Web Date: April 15, 2016
New technique reclaims mercury from spent compact fluorescent light bulbs
Fluorescent lightbulbs use less energy than traditional incandescent bulbs, but many contain mercury, a neurotoxin that can accumulate in food sources and ultimately in our own tissues. Removing and reusing mercury from bulbs helps keep the toxic element out of landfills, where it can enter the environment. Now, researchers have developed a technique for recycling mercury from spent compact fluorescent light bulbs that’s more energy efficient than current methods (ACS Sustainable Chem. Eng. 2016, DOI: 10.1021/acssuschemeng.5b01612).
Existing recovery methods often require high temperatures to evaporate the mercury, separating it from the other material inside the bulbs. Parisa A. Ariya of McGill University and her colleagues wanted to devise a technique that used natural, nontoxic compounds and minimal energy. Instead of heat, they used nanoparticles to trap the mercury.
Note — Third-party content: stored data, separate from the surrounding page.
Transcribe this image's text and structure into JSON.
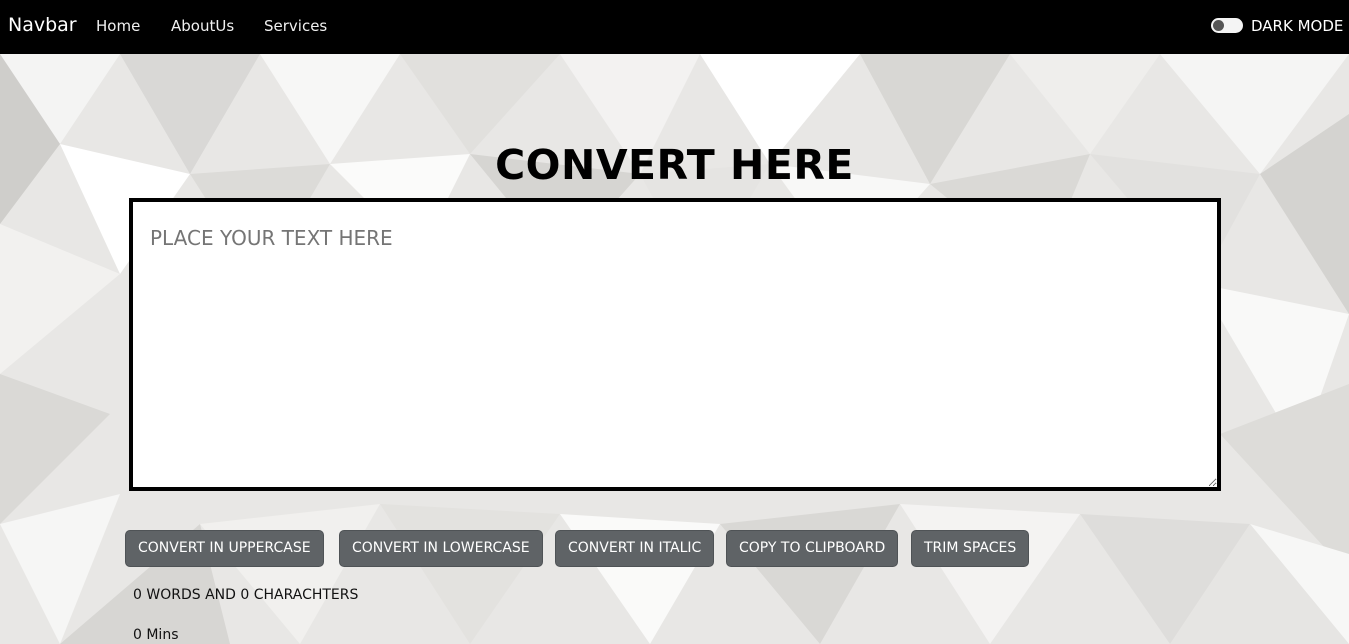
{
  "navbar": {
    "brand": "Navbar",
    "links": [
      "Home",
      "AboutUs",
      "Services"
    ],
    "dark_mode_label": "DARK MODE"
  },
  "main": {
    "title": "CONVERT HERE",
    "textarea_placeholder": "PLACE YOUR TEXT HERE",
    "textarea_value": "",
    "buttons": [
      "CONVERT IN UPPERCASE",
      "CONVERT IN LOWERCASE",
      "CONVERT IN ITALIC",
      "COPY TO CLIPBOARD",
      "TRIM SPACES"
    ],
    "summary": "0 WORDS AND 0 CHARACHTERS",
    "read_time": "0 Mins"
  },
  "colors": {
    "navbar_bg": "#000000",
    "button_bg": "#5f6366",
    "background": "#e9e8e6"
  }
}
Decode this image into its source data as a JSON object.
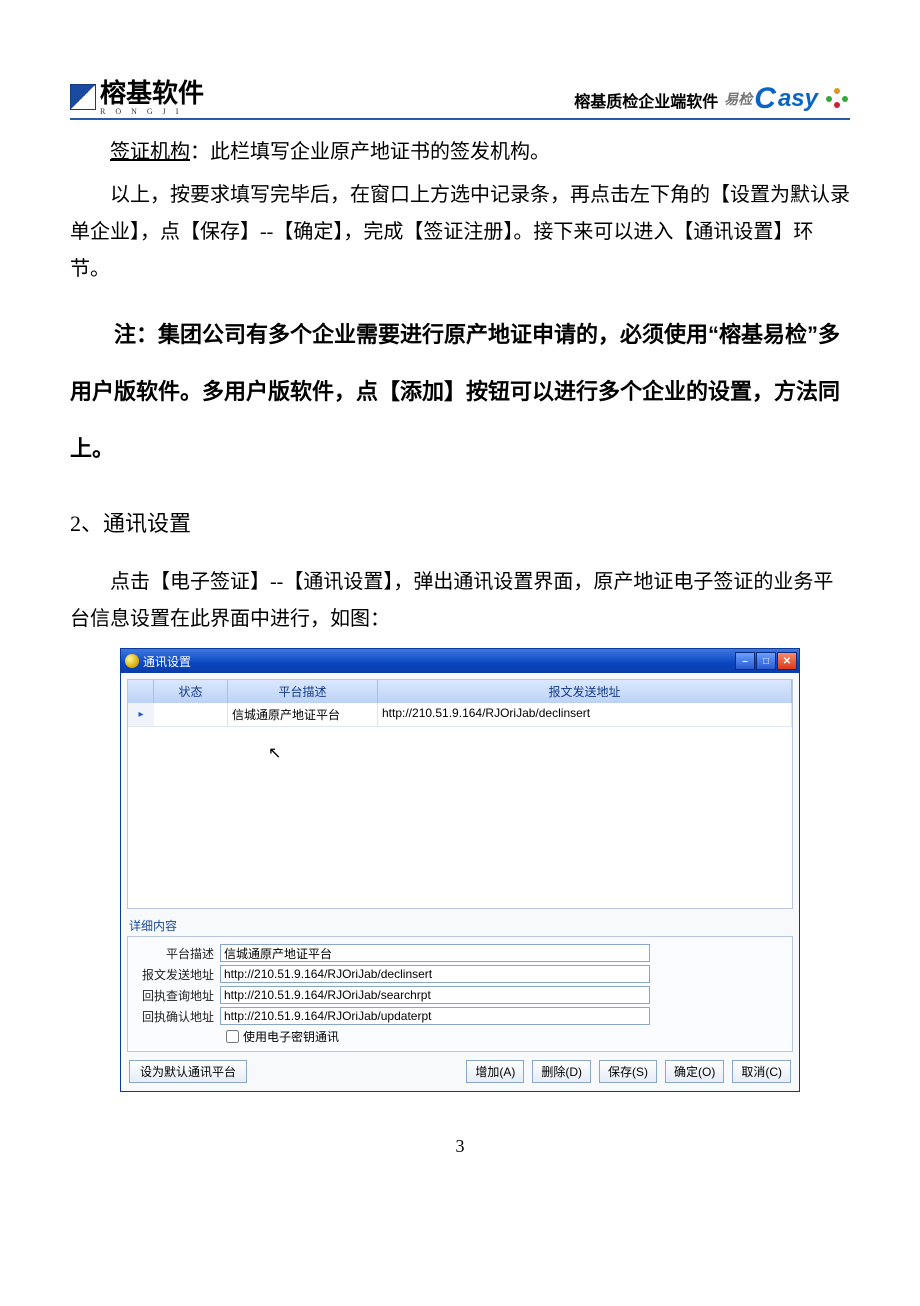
{
  "header": {
    "brand_main": "榕基软件",
    "brand_sub": "R  O  N  G  J  I",
    "right_text": "榕基质检企业端软件",
    "easy_chars": "易检",
    "easy_c": "C",
    "easy_asy": "asy"
  },
  "para1_lead": "签证机构",
  "para1_rest": "：此栏填写企业原产地证书的签发机构。",
  "para2": "以上，按要求填写完毕后，在窗口上方选中记录条，再点击左下角的【设置为默认录单企业】，点【保存】--【确定】，完成【签证注册】。接下来可以进入【通讯设置】环节。",
  "note": "注：集团公司有多个企业需要进行原产地证申请的，必须使用“榕基易检”多用户版软件。多用户版软件，点【添加】按钮可以进行多个企业的设置，方法同上。",
  "h2": "2、通讯设置",
  "para3": "点击【电子签证】--【通讯设置】，弹出通讯设置界面，原产地证电子签证的业务平台信息设置在此界面中进行，如图：",
  "dlg": {
    "title": "通讯设置",
    "cols": {
      "c1": "状态",
      "c2": "平台描述",
      "c3": "报文发送地址"
    },
    "row": {
      "desc": "信城通原产地证平台",
      "send": "http://210.51.9.164/RJOriJab/declinsert"
    },
    "detail_label": "详细内容",
    "labels": {
      "desc": "平台描述",
      "send": "报文发送地址",
      "query": "回执查询地址",
      "confirm": "回执确认地址",
      "chk": "使用电子密钥通讯"
    },
    "values": {
      "desc": "信城通原产地证平台",
      "send": "http://210.51.9.164/RJOriJab/declinsert",
      "query": "http://210.51.9.164/RJOriJab/searchrpt",
      "confirm": "http://210.51.9.164/RJOriJab/updaterpt"
    },
    "buttons": {
      "setdefault": "设为默认通讯平台",
      "add": "增加(A)",
      "del": "删除(D)",
      "save": "保存(S)",
      "ok": "确定(O)",
      "cancel": "取消(C)"
    }
  },
  "page_number": "3"
}
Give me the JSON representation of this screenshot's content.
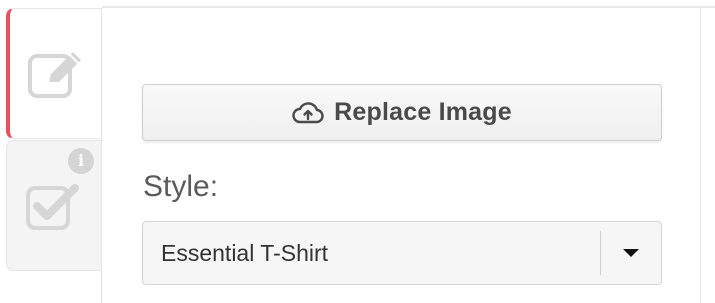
{
  "tabs": [
    {
      "icon": "edit-icon",
      "active": true
    },
    {
      "icon": "checkbox-icon",
      "active": false,
      "badge": "i"
    }
  ],
  "colors": {
    "active_accent": "#e8505b",
    "icon_gray": "#d6d6d6",
    "button_text": "#4a4a4a"
  },
  "editor": {
    "replace_button": {
      "label": "Replace Image",
      "icon": "cloud-upload-icon"
    },
    "style": {
      "label": "Style:",
      "selected": "Essential T-Shirt",
      "caret_icon": "caret-down-icon"
    }
  }
}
Ariya’s group looked at two kinds of nanoparticles made of different forms of iron oxide, magnetite and maghemite, which they had found to be efficient at capturing various gases, including mercury. The particles’ magnetism makes them easy to transfer, and they exist in vast quantities in the environment as components of atmospheric dust particles. An initial test showed that in a flask, magnetite particles captured mercury vapor much more efficiently than maghemite, so the team focused further work on magnetite nanoparticles.
To test the particles’ performance with real bulbs, the team broke open spent fluorescent bulbs within a vessel that was connected to a chamber loaded with nanoparticles and to a gas circulating pump. Mercury vapor from the bulbs flowed into the chamber and stuck to the nanoparticles’ surface.
Then, the team used magnets to transfer the nanoparticles to an electrochemical reactor to recover the mercury. Applying a current drove ionic mercury species off of the nanoparticles at the anode and into the electrolyte. The ions traveled through the electrolyte to the cathode where they were reduced to elemental form again. This method recovered up to 85% of the mercury. Ariya’s team also discovered they could reuse the nanoparticles at least three times. In fact, the team found that reused magnetite nanoparticles captured mercury better than fresh nanoparticles.
The team’s prototype required only 20 W of power, little enough that a small solar panel could power the setup. The power requirements for a real-world system to remove mercury quickly and completely might be higher, since the study focuses more on the capture of mercury vapor released when the bulb breaks, says Robert H. Hurt of Brown University, whose group has also investigated using nanoparticles to remove mercury. But mercury can remain in trapped in the white powder coating in the bulb’s glass tubing, which would require additional heat to extract.
Although few products use mercury anymore, mercury recovery is still crucial, Hurt notes. The World Health Organization counts mercury among the top 10 chemicals of major public health concern. Hurt cites the “easy separation” of mercury from the magnetite nanoparticles without heating as a major strength of the technique. Ariya’s team is currently talking to environmental and governmental agencies about launching pilot studies of the technique at places like light bulb factories and local waste disposal sites.